Il colonnello Douglas Mortimer corre dietro all’Indio per tutto il film e alla fine lo trova. Lo stana, letteralmente, sfoltendo insieme al “ragazzo” tutta la gentaglia che lo circonda. Soltanto che l’Indio è come Ramon, l’Indio è Ramon, per tutti i ragazzini che sono cresciuti idolatrando questi film, ossia è uno che meglio farselo amico. Il vecchio Mortimer si fa fregare come un pivello e l’Indio lo disarma. Eh sì. Tutta la fatica per trovarlo, i pericoli, la strategia, io dall’interno tu dall’esterno, tutto buttato nel cesso. L’indio apre il suo bell’orologio rubato e pronuncia la frase: “quando la musica finisce cerca di sparare, cerca”. E il colonnello Mortimer se ne resta lì, la pistola a qualche metro, nella polvere, il fucile dell’Indio puntato contro, il ghigno malsano e puzzolente di Volontè dritto davanti. 

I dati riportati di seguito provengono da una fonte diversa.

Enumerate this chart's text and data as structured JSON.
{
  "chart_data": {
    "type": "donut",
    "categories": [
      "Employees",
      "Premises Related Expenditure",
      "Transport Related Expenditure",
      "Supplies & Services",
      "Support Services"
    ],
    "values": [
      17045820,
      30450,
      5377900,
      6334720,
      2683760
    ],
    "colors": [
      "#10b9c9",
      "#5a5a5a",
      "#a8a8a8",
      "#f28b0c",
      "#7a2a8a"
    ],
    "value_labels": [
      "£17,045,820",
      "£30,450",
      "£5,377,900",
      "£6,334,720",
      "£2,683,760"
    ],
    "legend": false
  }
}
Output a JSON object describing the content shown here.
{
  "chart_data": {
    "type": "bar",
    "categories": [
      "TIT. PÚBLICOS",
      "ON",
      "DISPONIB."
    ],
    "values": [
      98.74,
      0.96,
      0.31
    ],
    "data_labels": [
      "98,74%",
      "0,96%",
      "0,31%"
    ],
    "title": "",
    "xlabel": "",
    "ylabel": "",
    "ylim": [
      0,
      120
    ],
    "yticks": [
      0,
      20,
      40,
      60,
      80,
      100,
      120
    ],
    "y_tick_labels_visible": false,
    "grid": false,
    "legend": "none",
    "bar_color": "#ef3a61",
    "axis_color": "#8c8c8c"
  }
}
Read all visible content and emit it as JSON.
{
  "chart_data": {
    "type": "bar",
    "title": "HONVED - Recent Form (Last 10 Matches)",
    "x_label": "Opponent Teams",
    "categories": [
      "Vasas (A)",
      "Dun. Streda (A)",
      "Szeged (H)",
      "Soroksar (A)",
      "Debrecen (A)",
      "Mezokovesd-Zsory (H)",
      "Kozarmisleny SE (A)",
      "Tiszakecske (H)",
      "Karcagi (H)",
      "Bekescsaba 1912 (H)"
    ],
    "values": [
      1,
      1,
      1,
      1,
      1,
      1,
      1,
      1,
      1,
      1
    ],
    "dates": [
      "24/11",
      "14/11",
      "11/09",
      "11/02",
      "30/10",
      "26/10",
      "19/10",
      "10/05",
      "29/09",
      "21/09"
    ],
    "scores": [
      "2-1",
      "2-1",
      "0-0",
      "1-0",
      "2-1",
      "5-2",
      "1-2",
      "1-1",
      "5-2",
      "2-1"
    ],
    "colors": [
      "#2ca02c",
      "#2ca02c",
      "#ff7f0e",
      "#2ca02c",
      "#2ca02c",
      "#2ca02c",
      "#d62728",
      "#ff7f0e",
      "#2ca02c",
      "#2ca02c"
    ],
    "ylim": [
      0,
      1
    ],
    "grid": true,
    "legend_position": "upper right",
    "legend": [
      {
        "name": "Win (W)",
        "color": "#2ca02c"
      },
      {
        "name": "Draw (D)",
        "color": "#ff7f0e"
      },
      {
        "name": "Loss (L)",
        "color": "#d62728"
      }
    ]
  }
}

L’Indio è lo scopo di vita del colonnello. Mortimer vive per far fuori l’Indio, ha fatto di tutto per trovarsi nella condizione di poterlo fare fuori, per vendicarsi. L’Indio ha ammazzato la sorella del colonnello, anzi, peggio, la sorella s’è sparata mentre l’Indio la violentava nel suo letto, dopo aver ucciso il fidanzato. E Mortimer vuole vendetta. Ce l’aveva quasi fatta, era ha un millimetro, e in un attimo la situazione è precipitata e si ritrova nella merda più nera. Non solo morirà, quello è il meno, ma non riuscirà vendicarsi, non eliminerà il suo nemico e quello anzi se la riderà ancora, soddisfatto, unto, sudato, vincitore per l’ennesima volta. Mortimer ha perso, ha fallito, è tutto finito. E noi, sullo schermo vediamo tutto questo dipinto sul volto di un Lee Van Cleef eccezionale, immenso nel mostrare tutta la disperazione che si possa immaginare. Un uomo distrutto, esterrefatto, al quale è stata tolta l’unica speranza, tuttavia dignitoso, duro come la roccia, inamovibile nella desolazione. La musica di Morricone tira coltellate nello stomaco, e la musica non è altro che la disperazione del colonnello.
Poi va be’, sappiamo tutti come va a finire.